Building a culture of accountability
We can conclude that youth are well equipped to contribute to accountability if they are supported with access to technology and platforms through which they can develop networks. But the larger picture may be viewing, as Glencorse suggests, “Accountability as a process and a value rather than an outcome. This means appealing to youth values and their own agency and their own ability to build accountability from themselves outward, which closes the gap that often exists between technical rules on paper and practice.” Accountability should be something that youth do, not something that is done to them.

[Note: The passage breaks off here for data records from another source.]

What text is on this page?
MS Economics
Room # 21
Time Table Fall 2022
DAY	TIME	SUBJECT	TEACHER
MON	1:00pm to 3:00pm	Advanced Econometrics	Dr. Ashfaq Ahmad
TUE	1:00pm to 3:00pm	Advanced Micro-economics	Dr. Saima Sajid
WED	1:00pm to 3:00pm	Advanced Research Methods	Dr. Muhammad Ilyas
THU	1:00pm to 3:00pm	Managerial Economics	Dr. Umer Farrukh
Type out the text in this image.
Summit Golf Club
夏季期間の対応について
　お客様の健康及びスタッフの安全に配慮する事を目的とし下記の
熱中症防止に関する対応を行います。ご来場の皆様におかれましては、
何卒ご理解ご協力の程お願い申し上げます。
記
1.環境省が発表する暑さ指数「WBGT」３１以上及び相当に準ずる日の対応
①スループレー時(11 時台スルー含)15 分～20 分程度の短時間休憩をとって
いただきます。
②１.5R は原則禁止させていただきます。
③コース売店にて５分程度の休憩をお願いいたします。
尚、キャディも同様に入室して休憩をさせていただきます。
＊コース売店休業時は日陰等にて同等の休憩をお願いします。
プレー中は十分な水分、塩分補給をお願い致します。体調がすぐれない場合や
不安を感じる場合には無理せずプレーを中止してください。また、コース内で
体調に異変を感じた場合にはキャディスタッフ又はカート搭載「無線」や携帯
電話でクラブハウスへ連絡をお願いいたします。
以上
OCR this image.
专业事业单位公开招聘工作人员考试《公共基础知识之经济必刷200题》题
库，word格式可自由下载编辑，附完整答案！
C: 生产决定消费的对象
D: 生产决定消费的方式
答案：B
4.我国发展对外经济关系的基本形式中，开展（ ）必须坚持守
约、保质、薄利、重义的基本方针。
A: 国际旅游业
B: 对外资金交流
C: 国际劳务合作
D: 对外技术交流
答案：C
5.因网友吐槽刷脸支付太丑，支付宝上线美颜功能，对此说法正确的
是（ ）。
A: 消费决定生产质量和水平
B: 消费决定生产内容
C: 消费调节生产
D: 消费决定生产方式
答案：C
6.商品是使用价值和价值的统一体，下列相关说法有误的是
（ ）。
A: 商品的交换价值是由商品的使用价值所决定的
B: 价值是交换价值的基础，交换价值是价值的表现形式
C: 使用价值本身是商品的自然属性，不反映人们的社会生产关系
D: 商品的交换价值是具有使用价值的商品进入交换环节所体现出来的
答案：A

Furthermore, a system that provides recourse in response to specific complaints, like that which exists under IAMs, cannot stand by itself—it has to be part of what Rahim calls an “accountability ecosystem.” In such a system, broader youth networks promoting participation, inclusion, and transparency will lead to better development that, ultimately, reduces the need for communities to reach out to IAMs for recourse.
“There is an opportunity now with the World Bank Evolution Roadmap to look at the larger picture for accountability,” says WB-AM Secretary Székely. “We need to look beyond how an accountability mechanism works, as a last resort for people with grievances, to how their concerns can be brought into operations and planning of projects at an early stage. In fact, we need to learn lessons from cases so we can feed into this larger picture, to the extent that we create a cultural environment where accountability is considered normal. Young people, especially when linked in networks, are primed to take up this challenge.”